In their new home, by a wood in 17th-century New England, a God-fearing English family experience a run of tragic misfortune. Is a witch to blame for their woes?
On paper, a horror film starring Finchy from The Office and a goat called Black Phillip doesn’t seem especially promising. But Robert Eggers’ astonishing directorial debut is the kind of horror that favours creeping dread over cheap jump scares. Eggers, whose next film is a Nosferatu remake, is one to watch.
Gorehounds will be disappointed, but rarely has a film this oppressive been so impressive.
The premise is quickly established — devout ex-pat Northerner William (Ralph Ineson — or Finchy if you prefer) and his family (wife, five kids, including newborn baby) are banished from their village for their killjoy religious fervour. They forge a life from the unforgiving land and their menagerie, including the aforementioned intransigent goat Black Phillip. It’s tough but manageable, until their baby boy mysteriously disappears. Intriguingly, Eggers shows from the off that the family is being targeted by a witch but crucially, his characters are kept in the dark. It leaves them grasping at bitter accusations, counter-allegations and hysterical detours into blind faith.
As Eggers escalates the tension, his cast respond admirably. Ineson’s guttural Yorkshire snarl has never been better employed, as William finds fault in anyone but himself, while Kate Dickie is typically intense as his grieving wife.

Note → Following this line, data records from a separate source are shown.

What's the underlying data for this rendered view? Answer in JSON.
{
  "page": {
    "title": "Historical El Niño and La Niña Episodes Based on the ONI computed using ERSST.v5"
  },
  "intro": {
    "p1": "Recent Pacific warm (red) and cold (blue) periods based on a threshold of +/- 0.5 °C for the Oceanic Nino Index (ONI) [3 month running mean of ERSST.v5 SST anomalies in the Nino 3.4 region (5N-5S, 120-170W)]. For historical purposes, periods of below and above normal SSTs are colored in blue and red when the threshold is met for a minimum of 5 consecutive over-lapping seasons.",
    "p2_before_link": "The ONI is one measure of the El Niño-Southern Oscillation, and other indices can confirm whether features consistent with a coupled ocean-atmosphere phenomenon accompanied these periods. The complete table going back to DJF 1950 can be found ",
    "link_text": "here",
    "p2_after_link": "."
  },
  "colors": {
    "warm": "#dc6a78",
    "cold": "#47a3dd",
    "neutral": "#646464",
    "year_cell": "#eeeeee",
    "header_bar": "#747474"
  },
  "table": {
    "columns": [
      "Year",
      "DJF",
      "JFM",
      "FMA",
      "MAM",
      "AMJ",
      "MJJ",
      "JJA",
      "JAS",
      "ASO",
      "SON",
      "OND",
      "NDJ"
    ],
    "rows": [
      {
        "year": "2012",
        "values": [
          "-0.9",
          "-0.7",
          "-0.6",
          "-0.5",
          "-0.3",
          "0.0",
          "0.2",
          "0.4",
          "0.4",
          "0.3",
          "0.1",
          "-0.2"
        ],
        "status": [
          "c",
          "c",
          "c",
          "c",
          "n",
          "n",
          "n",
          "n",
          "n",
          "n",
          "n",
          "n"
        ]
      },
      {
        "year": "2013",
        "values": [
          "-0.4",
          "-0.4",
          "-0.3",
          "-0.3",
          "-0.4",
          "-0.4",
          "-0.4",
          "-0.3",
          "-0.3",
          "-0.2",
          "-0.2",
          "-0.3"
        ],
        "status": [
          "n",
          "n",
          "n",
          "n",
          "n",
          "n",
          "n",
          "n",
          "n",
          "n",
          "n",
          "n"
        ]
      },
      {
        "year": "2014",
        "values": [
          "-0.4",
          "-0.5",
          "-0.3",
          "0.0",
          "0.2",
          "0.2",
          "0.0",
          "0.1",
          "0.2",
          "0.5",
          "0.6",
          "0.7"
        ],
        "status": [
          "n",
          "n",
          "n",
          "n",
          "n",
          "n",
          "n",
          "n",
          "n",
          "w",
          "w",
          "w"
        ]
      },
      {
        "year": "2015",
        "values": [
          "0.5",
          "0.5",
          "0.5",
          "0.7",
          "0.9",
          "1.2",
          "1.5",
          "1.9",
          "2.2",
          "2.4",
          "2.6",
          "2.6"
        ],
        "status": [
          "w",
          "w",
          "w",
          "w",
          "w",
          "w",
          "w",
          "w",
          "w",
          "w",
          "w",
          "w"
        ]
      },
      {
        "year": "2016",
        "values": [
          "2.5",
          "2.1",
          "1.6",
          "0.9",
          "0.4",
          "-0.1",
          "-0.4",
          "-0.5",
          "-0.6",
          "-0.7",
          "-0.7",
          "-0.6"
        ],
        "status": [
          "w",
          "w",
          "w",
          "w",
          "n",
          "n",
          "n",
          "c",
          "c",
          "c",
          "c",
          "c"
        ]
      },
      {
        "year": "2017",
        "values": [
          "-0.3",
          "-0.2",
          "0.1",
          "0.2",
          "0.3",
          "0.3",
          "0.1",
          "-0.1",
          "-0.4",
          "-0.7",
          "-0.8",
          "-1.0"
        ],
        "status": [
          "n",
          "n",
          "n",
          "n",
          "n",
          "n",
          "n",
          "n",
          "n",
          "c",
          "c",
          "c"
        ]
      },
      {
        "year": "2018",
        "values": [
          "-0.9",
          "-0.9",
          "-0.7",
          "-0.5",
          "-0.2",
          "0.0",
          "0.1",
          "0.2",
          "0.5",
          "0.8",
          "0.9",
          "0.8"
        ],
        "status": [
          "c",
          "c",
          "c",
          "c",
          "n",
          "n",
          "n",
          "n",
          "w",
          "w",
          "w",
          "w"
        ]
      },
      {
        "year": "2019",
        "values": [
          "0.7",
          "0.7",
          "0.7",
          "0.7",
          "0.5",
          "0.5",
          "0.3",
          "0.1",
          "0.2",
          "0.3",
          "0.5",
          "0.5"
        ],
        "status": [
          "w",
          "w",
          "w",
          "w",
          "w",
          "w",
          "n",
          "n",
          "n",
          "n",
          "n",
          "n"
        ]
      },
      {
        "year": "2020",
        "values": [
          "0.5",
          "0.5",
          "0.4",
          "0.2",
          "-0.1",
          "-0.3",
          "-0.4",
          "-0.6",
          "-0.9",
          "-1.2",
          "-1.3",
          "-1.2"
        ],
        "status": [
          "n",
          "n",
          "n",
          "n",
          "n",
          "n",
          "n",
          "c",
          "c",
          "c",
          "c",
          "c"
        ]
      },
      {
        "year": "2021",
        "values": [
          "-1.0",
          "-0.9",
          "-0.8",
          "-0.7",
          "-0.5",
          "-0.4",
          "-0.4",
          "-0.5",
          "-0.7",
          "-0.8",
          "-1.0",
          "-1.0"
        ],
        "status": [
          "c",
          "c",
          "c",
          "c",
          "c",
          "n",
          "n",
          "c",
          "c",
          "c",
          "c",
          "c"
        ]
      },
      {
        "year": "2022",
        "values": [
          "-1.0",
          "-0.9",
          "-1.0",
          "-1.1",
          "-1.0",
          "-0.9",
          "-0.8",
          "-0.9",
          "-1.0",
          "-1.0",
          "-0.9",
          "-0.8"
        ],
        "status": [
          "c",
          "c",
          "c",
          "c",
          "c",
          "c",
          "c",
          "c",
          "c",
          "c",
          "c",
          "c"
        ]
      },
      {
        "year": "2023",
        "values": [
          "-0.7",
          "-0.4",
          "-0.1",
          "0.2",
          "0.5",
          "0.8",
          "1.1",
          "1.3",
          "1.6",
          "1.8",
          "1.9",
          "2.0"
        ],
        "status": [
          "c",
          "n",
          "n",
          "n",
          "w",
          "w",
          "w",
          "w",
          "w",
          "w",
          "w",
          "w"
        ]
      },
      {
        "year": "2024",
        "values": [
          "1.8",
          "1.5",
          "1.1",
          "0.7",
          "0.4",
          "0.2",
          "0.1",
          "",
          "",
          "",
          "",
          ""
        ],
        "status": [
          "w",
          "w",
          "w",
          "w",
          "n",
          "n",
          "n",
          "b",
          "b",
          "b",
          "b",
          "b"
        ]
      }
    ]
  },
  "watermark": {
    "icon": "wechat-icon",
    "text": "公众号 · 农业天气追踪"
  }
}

However, it’s the newcomers who impress most. Harvey Scrimshaw, as the oldest son, whose awakening sexuality seems to act as a beacon for the witch, gives one of the best child performances in years. But it’s Anya Taylor-Joy, as teenage daughter Thomasin, who commands the attention. Marked out as the witch due to an ill-advised remark, she’s a blend of disarming guilelessness and wide-eyed innocence, but with a bitter edge that could, in the right light, be mistaken for malevolence.
As this powder keg of a family unit explodes, Eggers displays admirable control. One sequence, in which Eggers and DP Jarin Blaschke hold the shot for what seems like forever, as the witch manifests as a seductress, is unbearably tense. It won’t be for everyone — it’s slow, the dialogue (recreated from 17th-century transcripts) is occasionally impenetrable, and gorehounds will be disappointed. But rarely has a film this oppressive been so impressive.
A hugely assured debut, The Witch is a beautiful, bleak brainworm that will haunt you for days.